Im September 1991 wird Hervé Guibert ins Krankenhaus eingeliefert. Zytomegalievirus heißt die Diagnose, eine Herpesvariante, die für die meisten Menschen harmlos ist, für Menschen mit geschwächter Immunabwehr allerdings gefährlich werden kann. Guibert droht sein Augenlicht zu verlieren. 22 Tage verbringt er im Krankenhaus, die er in seinem Krankenhaustagebuch protokolliert.
Zum 30. Mal jährt sich Guiberts Tod in diesem Jahr. Der August Verlag hat dies zum Anlass genommen, um Dem Freund, der mir das Leben nicht gerettet hat neu aufzulegen und Zytomegalievirus: Krankenhaustagebuch zum ersten Mal in deutscher Sprach herauszugeben. Für die Übersetzung ist abermals Hinrich Schmidt-Henkel verantwortlich (der auch ein Nachwort beigesteuert hat).
Als Leser*in erwartet man vermutlich von einem Tagebuch so etwas wie Wahrhaftigkeit. Doch auch hier spielt Hervé Guibert von Anfang an sein Spiel mit der Form (das Tagebuch ist von Anfang an auf die Dauer des Krankenhausaufenthalts angelegt) und mit der Fiktion. Einer Krankenschwester sagt er, „Ich verspreche Ihnen, ich schreibe kein Mitleidsprotokoll Nr. 2, wir können ganz unbefangen miteinander sein.“, nur um ihr folgendes Gespräch in seinem Tagebuch festzuhalten. Auch verweist er auf seinen Roman Blinde, beschreibt diesen als eine Art Vorzeichen für die beschriebenen Ereignisse.
Auch im Krankenhaustagebuch findet sich das klassische Motiv der AIDS Literatur vom Schreiben als Überlebenstaktik.

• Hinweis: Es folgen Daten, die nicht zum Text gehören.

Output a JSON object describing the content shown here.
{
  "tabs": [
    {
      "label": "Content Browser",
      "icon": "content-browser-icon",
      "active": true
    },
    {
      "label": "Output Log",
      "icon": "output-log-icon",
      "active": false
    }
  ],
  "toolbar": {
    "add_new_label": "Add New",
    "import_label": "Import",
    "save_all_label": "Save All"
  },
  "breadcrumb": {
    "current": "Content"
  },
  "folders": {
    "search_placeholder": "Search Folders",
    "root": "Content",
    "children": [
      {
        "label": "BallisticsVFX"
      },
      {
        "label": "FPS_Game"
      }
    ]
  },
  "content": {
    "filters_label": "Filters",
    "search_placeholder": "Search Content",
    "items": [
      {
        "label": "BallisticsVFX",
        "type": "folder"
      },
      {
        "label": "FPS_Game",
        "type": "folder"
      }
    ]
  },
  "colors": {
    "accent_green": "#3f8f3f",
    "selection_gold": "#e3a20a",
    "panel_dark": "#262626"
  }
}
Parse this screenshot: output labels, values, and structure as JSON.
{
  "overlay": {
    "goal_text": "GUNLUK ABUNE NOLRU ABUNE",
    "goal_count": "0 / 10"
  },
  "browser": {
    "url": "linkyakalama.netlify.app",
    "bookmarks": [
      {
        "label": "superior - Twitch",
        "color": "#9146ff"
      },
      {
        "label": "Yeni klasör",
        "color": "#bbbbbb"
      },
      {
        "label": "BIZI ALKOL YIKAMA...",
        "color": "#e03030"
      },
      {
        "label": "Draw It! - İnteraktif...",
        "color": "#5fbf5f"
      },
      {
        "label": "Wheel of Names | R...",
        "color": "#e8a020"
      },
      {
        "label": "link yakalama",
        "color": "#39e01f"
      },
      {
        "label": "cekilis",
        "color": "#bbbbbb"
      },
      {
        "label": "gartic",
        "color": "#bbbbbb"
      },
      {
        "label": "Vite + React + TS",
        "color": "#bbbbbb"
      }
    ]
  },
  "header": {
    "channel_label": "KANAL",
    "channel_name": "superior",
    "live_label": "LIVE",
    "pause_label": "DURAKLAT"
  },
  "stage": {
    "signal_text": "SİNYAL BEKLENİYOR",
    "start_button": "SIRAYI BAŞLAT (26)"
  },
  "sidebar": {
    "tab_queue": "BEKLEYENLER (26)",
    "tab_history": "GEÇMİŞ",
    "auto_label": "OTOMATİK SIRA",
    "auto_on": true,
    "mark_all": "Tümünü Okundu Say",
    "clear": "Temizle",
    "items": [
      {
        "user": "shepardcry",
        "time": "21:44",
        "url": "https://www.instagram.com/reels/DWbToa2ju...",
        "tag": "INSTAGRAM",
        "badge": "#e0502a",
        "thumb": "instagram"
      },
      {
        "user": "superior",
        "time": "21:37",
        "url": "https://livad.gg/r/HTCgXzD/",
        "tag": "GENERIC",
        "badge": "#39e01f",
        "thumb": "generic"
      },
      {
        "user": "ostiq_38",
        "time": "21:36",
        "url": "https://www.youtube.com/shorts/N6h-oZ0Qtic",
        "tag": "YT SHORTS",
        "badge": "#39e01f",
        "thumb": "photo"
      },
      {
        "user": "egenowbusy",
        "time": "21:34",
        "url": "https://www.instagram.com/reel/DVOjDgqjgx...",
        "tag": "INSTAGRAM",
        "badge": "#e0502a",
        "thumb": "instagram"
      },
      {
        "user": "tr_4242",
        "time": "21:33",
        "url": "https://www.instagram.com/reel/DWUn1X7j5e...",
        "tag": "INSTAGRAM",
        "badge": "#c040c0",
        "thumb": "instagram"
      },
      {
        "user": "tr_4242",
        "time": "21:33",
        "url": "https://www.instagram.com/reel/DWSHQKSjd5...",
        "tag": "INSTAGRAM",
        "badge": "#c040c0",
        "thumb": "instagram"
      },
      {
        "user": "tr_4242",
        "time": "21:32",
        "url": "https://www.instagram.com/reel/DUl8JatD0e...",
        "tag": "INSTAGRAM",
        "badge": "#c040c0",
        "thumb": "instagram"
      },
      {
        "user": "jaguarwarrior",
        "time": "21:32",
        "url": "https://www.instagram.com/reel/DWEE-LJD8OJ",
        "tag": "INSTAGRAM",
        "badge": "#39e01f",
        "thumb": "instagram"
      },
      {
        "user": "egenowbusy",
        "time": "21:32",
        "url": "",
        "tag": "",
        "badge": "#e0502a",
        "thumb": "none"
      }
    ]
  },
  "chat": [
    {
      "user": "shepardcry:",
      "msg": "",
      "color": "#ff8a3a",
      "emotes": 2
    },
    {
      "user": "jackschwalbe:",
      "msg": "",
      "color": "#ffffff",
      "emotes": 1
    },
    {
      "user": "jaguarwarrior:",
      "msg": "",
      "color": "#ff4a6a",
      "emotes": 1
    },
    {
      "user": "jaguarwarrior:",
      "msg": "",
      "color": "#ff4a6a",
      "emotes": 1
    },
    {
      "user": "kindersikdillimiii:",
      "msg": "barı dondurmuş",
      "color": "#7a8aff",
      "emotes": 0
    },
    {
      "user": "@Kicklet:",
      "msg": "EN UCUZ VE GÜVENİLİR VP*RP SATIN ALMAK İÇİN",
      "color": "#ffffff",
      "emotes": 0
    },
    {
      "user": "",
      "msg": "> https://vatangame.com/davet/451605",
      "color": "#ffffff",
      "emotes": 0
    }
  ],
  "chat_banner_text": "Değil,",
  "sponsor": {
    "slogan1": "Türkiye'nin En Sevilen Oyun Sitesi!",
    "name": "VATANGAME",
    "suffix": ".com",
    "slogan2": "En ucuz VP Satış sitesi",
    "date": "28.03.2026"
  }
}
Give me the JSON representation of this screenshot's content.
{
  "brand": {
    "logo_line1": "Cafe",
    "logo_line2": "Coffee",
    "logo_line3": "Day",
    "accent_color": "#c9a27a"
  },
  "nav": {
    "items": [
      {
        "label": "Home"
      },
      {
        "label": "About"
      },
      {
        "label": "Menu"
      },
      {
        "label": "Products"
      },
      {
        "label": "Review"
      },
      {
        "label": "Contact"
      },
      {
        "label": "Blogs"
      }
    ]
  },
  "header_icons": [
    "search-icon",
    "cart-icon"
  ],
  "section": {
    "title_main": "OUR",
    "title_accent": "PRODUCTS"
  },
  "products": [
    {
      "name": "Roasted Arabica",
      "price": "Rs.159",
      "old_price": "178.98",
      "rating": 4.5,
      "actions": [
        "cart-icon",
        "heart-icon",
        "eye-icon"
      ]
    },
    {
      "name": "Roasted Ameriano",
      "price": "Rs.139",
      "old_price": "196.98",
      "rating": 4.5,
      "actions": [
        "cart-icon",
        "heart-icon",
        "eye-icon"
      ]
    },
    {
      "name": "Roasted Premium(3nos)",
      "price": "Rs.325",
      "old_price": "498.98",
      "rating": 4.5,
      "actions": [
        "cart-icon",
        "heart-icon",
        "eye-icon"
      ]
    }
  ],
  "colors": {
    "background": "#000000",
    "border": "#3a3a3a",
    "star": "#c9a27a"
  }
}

Guibert schreibt, um die Folter erträglicher zu machen. Denn die Intensivstation ist eine Hölle und zugleich der Ort, den es zum Sterben braucht. Die 22 Tage verbringt er zwischen Hoffnung und Verzweiflung. Nur wenige Monate später, und von der Krankheit fast erblindet, unternimmt Guibert einen Selbstmordversuch, zwei Wochen später stirbt er.
Auf gerade einmal 56 Seiten vermag Guibert mit den einfachsten Mitteln die Langeweile, das Hoffen und Bangen und die Verzweiflung einer Krankheit im Angesicht des Todes zu schildern, eine Lektüre, die sich sowohl für treue Leser*innen von Guibert eignet als auch für solche, die bisher noch nichts von ihm gelesen haben. Mit Zytomegalievirus: Krankenhaustagebuch hat Hervé Guibert bewiesen, dass er ein Meister der kleinen Form ist.